Ahora me pregunto cuáles son las posibilidades de que alguien encuentre IP-address y el archivo y lo use desde un lugar que no sea la aplicación.
Las posibilidades son del 100%. Es fácil para cualquiera ver su código y encontrar la URL en él, o ver el tráfico de la red e inferir cómo se realizan sus solicitudes.
Cuando deba pensar en la seguridad de su aplicación, suponga que esta información es pública y vaya desde allí.
Si desea ralentizar el trabajo del atacante (¡pero tenga en cuenta que no podrá evitarlo!), puede buscar confusiones y pensar en cifrar su tráfico HTTP (asegúrese de verificar el certificado en su aplicación!).
Tu idea no tiene nada que ver con la seguridad. En el mejor de los casos, es la oscuridad.
Un script PHP que es accesible para todos es público por definición. Puede intentar ocultarlo un poco para que el visitante medio no lo encuentre de inmediato. Pero ni las direcciones IP ni los nombres de los archivos son datos secretos, por lo que cualquier persona con un poco de motivación los encontrará tarde o temprano. Y una vez que se conoce la URL, las personas pueden compartirla.
Si desea asegurarse de que solo pueda acceder al script, necesita autenticación . Hay muchas variaciones diferentes que van desde una contraseña simple hasta una autenticación sofisticada basada en certificados.
En su caso, obviamente se trata de datos de bajo valor. autenticación HTTP básica puede ser la opción correcta. Y, por supuesto, puede implementar su propia verificación de contraseña.
No, no, no, no, no y no.

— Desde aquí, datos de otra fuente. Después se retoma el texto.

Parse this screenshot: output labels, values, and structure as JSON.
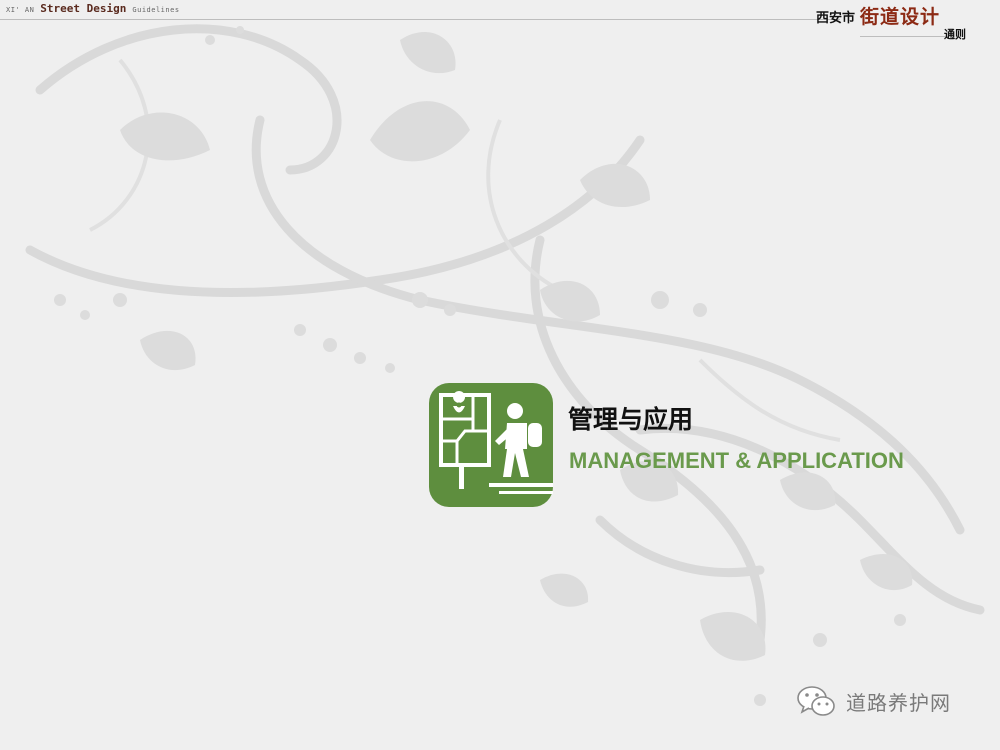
{
  "header": {
    "location_small": "XI' AN",
    "title_en": "Street Design",
    "subtitle_en": "Guidelines",
    "city": "西安市",
    "title_cn": "街道设计",
    "subtitle_cn": "通则"
  },
  "section": {
    "title_cn": "管理与应用",
    "title_en": "MANAGEMENT & APPLICATION",
    "icon_color": "#5e8e3e"
  },
  "watermark": {
    "text": "道路养护网"
  },
  "colors": {
    "background": "#efefef",
    "accent_green": "#6a9a4c",
    "title_red": "#8c2a14"
  }
}
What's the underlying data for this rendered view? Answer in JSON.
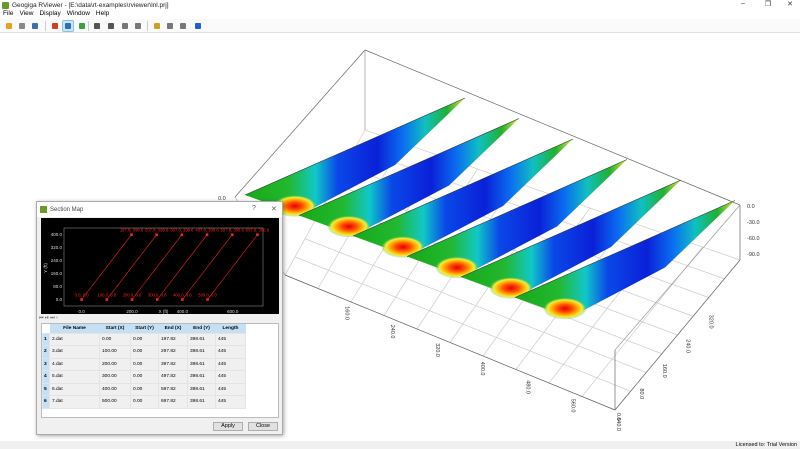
{
  "window": {
    "title": "Geogiga RViewer - [E:\\data\\rt-examples\\rviewer\\lnl.prj]",
    "minimize": "–",
    "maximize": "❐",
    "close": "✕"
  },
  "menu": [
    "File",
    "View",
    "Display",
    "Window",
    "Help"
  ],
  "toolbar": [
    {
      "name": "open-icon",
      "color": "#e8a020"
    },
    {
      "name": "print-icon",
      "color": "#888888"
    },
    {
      "name": "save-image-icon",
      "color": "#3a6fb0"
    },
    {
      "name": "color-scale-icon",
      "color": "#d04020"
    },
    {
      "name": "section-map-icon",
      "color": "#2a70c0",
      "active": true
    },
    {
      "name": "refresh-icon",
      "color": "#3aa040"
    },
    {
      "name": "zoom-in-icon",
      "color": "#555555"
    },
    {
      "name": "zoom-out-icon",
      "color": "#555555"
    },
    {
      "name": "zoom-window-icon",
      "color": "#777777"
    },
    {
      "name": "zoom-fit-icon",
      "color": "#777777"
    },
    {
      "name": "axis-icon",
      "color": "#d0a020"
    },
    {
      "name": "bt-icon",
      "color": "#777777"
    },
    {
      "name": "rt-icon",
      "color": "#777777"
    },
    {
      "name": "rotate-icon",
      "color": "#2060d0"
    }
  ],
  "view3d": {
    "x_axis_ticks": [
      "160.0",
      "240.0",
      "320.0",
      "400.0",
      "480.0",
      "560.0",
      "640.0"
    ],
    "y_axis_ticks": [
      "0.0",
      "80.0",
      "160.0",
      "240.0",
      "320.0"
    ],
    "z_axis_ticks": [
      "0.0",
      "-30.0",
      "-60.0",
      "-90.0"
    ],
    "left_label": "0.0",
    "sections": 6
  },
  "dialog": {
    "title": "Section Map",
    "help": "?",
    "close": "✕",
    "chart_data": {
      "type": "line",
      "xlabel": "X (ft)",
      "ylabel": "Y (ft)",
      "xlim": [
        -70,
        720
      ],
      "ylim": [
        -40,
        440
      ],
      "x_ticks": [
        "0.0",
        "200.0",
        "400.0",
        "600.0"
      ],
      "y_ticks": [
        "0.0",
        "80.0",
        "160.0",
        "240.0",
        "320.0",
        "400.0"
      ],
      "series": [
        {
          "x": [
            0,
            197.82
          ],
          "y": [
            0,
            398.61
          ],
          "start_label": "0.0, 0.0",
          "end_label": "197.8, 398.6"
        },
        {
          "x": [
            100,
            297.82
          ],
          "y": [
            0,
            398.61
          ],
          "start_label": "100.0, 0.0",
          "end_label": "297.8, 398.6"
        },
        {
          "x": [
            200,
            397.82
          ],
          "y": [
            0,
            398.61
          ],
          "start_label": "200.0, 0.0",
          "end_label": "397.8, 398.6"
        },
        {
          "x": [
            300,
            497.82
          ],
          "y": [
            0,
            398.61
          ],
          "start_label": "300.0, 0.0",
          "end_label": "497.8, 398.6"
        },
        {
          "x": [
            400,
            597.82
          ],
          "y": [
            0,
            398.61
          ],
          "start_label": "400.0, 0.0",
          "end_label": "597.8, 398.6"
        },
        {
          "x": [
            500,
            697.82
          ],
          "y": [
            0,
            398.61
          ],
          "start_label": "500.0, 0.0",
          "end_label": "697.8, 398.6"
        }
      ],
      "color": "#ff2020"
    },
    "table": {
      "headers": [
        "File Name",
        "Start (X)",
        "Start (Y)",
        "End (X)",
        "End (Y)",
        "Length"
      ],
      "rows": [
        [
          "1",
          "2.dat",
          "0.00",
          "0.00",
          "197.82",
          "398.61",
          "445"
        ],
        [
          "2",
          "3.dat",
          "100.00",
          "0.00",
          "297.82",
          "398.61",
          "445"
        ],
        [
          "3",
          "4.dat",
          "200.00",
          "0.00",
          "397.82",
          "398.61",
          "445"
        ],
        [
          "4",
          "5.dat",
          "300.00",
          "0.00",
          "497.82",
          "398.61",
          "445"
        ],
        [
          "5",
          "6.dat",
          "400.00",
          "0.00",
          "597.82",
          "398.61",
          "445"
        ],
        [
          "6",
          "7.dat",
          "500.00",
          "0.00",
          "697.82",
          "398.61",
          "445"
        ]
      ]
    },
    "apply": "Apply",
    "close_btn": "Close"
  },
  "status": {
    "license": "Licensed to: Trial Version"
  }
}
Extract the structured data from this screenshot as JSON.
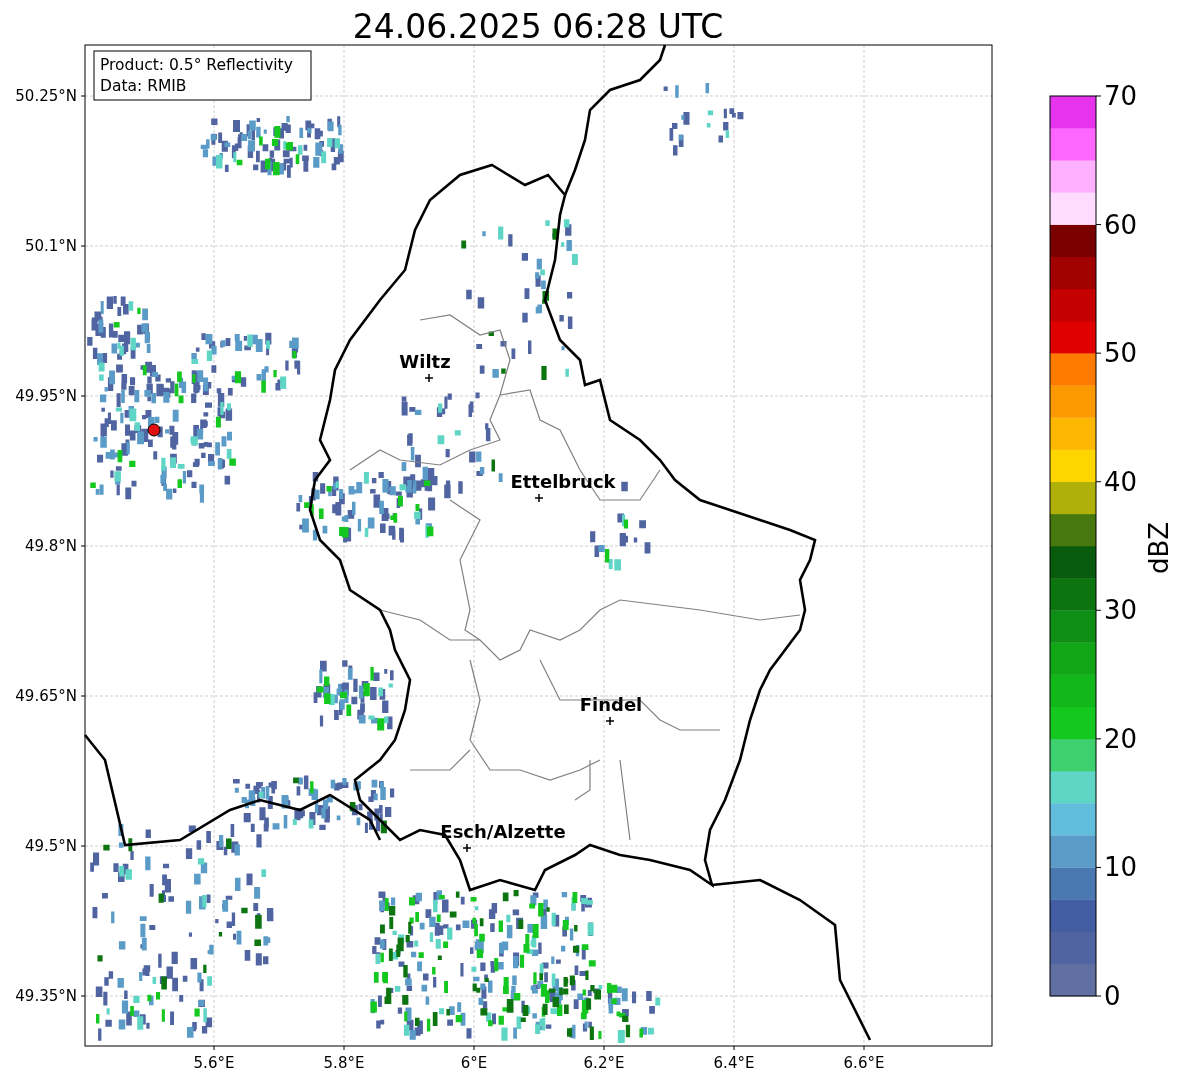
{
  "title": "24.06.2025 06:28 UTC",
  "info_box": {
    "lines": [
      "Product: 0.5° Reflectivity",
      "Data: RMIB"
    ]
  },
  "map": {
    "x_ticks": [
      "5.6°E",
      "5.8°E",
      "6°E",
      "6.2°E",
      "6.4°E",
      "6.6°E"
    ],
    "y_ticks": [
      "50.25°N",
      "50.1°N",
      "49.95°N",
      "49.8°N",
      "49.65°N",
      "49.5°N",
      "49.35°N"
    ],
    "cities": [
      {
        "name": "Wiltz"
      },
      {
        "name": "Ettelbruck"
      },
      {
        "name": "Findel"
      },
      {
        "name": "Esch/Alzette"
      }
    ]
  },
  "colorbar": {
    "label": "dBZ",
    "ticks": [
      "70",
      "60",
      "50",
      "40",
      "30",
      "20",
      "10",
      "0"
    ],
    "bins": [
      {
        "color": "#6070a2"
      },
      {
        "color": "#4f64a0"
      },
      {
        "color": "#435da3"
      },
      {
        "color": "#4a78b0"
      },
      {
        "color": "#5a9bc7"
      },
      {
        "color": "#62bcdc"
      },
      {
        "color": "#5fd5c5"
      },
      {
        "color": "#3ed06e"
      },
      {
        "color": "#15c81f"
      },
      {
        "color": "#12b81a"
      },
      {
        "color": "#10a615"
      },
      {
        "color": "#0e8e14"
      },
      {
        "color": "#0c7510"
      },
      {
        "color": "#085a0c"
      },
      {
        "color": "#47770f"
      },
      {
        "color": "#b0b00a"
      },
      {
        "color": "#ffd500"
      },
      {
        "color": "#fdb700"
      },
      {
        "color": "#fd9900"
      },
      {
        "color": "#ff7b00"
      },
      {
        "color": "#e00000"
      },
      {
        "color": "#c40000"
      },
      {
        "color": "#a00000"
      },
      {
        "color": "#7a0000"
      },
      {
        "color": "#ffdcff"
      },
      {
        "color": "#ffb0ff"
      },
      {
        "color": "#ff66ff"
      },
      {
        "color": "#e633ee"
      }
    ]
  }
}
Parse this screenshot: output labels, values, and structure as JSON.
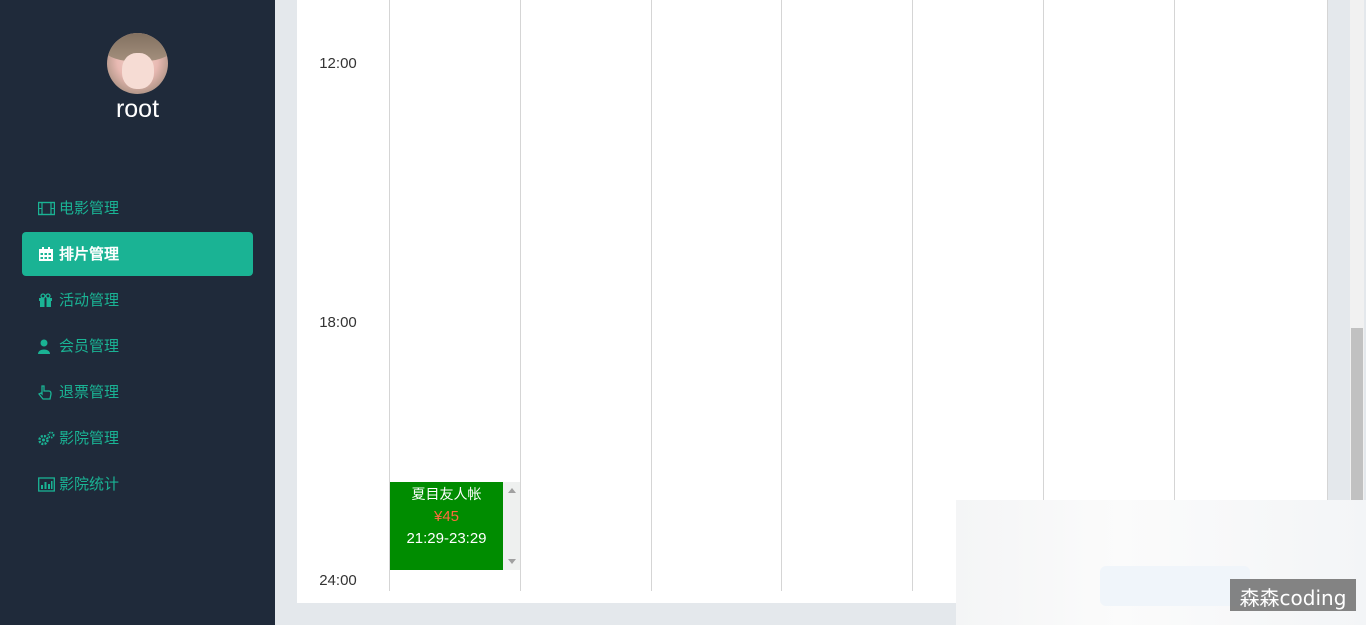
{
  "user": {
    "name": "root"
  },
  "menu": [
    {
      "label": "电影管理",
      "icon": "film-icon",
      "active": false
    },
    {
      "label": "排片管理",
      "icon": "calendar-icon",
      "active": true
    },
    {
      "label": "活动管理",
      "icon": "gift-icon",
      "active": false
    },
    {
      "label": "会员管理",
      "icon": "user-icon",
      "active": false
    },
    {
      "label": "退票管理",
      "icon": "hand-pointer-icon",
      "active": false
    },
    {
      "label": "影院管理",
      "icon": "gears-icon",
      "active": false
    },
    {
      "label": "影院统计",
      "icon": "bar-chart-icon",
      "active": false
    }
  ],
  "schedule": {
    "time_labels": [
      "12:00",
      "18:00",
      "24:00"
    ],
    "events": [
      {
        "title": "夏目友人帐",
        "price": "¥45",
        "time": "21:29-23:29"
      }
    ]
  },
  "watermark": "森森coding",
  "colors": {
    "sidebar": "#1f2a3a",
    "accent": "#1ab394",
    "event": "#008c00",
    "price": "#ff6a3c"
  }
}
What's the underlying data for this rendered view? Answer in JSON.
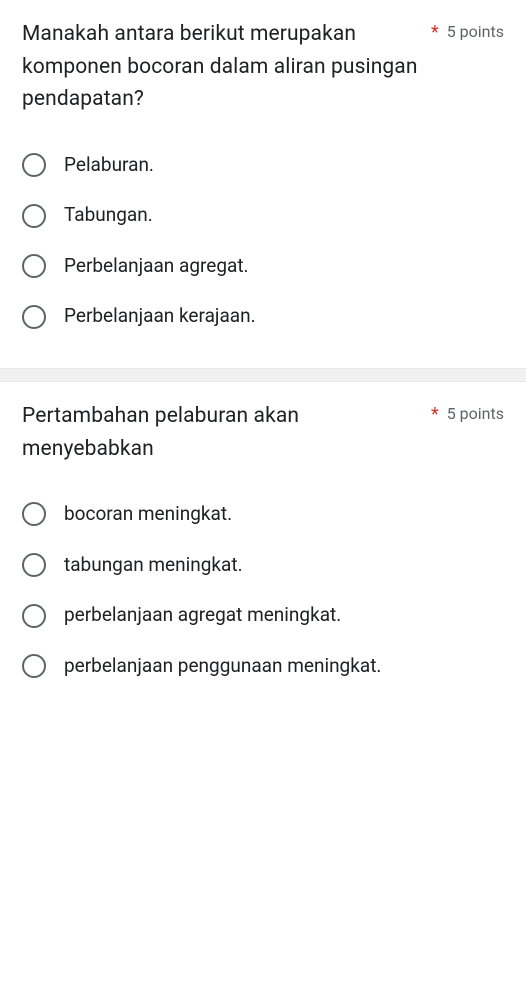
{
  "questions": [
    {
      "text": "Manakah antara berikut merupakan komponen bocoran dalam aliran pusingan pendapatan?",
      "required_marker": "*",
      "points": "5 points",
      "options": [
        "Pelaburan.",
        "Tabungan.",
        "Perbelanjaan agregat.",
        "Perbelanjaan kerajaan."
      ]
    },
    {
      "text": "Pertambahan pelaburan akan menyebabkan",
      "required_marker": "*",
      "points": "5 points",
      "options": [
        "bocoran meningkat.",
        "tabungan meningkat.",
        "perbelanjaan agregat meningkat.",
        "perbelanjaan penggunaan meningkat."
      ]
    }
  ]
}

Esto es completamente, completamente inseguro al 100%. No hay que arreglarlo. Está roto. La IP del servidor SQL no solo se puede descubrir de manera trivial (y sin una forma posible de evitar que se descubra de forma relativamente trivial, ya que cualquier información necesaria para conectarse está contenida dentro de la propia aplicación), sino que lo deja completamente abierto a las inyecciones y la manipulación en el camino también.
La forma correcta de manejar algo como esto es configurar un servicio web público que se ejecutará sobre la instancia del servidor SQL y enviará solicitudes válidas para la aplicación. El servicio web se ocupará de la esterilización y validación de que la entrada sea un caso de uso legítimo que podría provenir de la aplicación, generar el SQL apropiado o, preferiblemente, la llamada al procedimiento almacenado y luego devolver los datos a la aplicación.
Con cualquier sistema de tipo servidor, NUNCA debe confiar en el cliente. Puede haber excepciones muy raras si tiene un control estricto sobre el cliente, pero incluso así debería evitarse si es posible.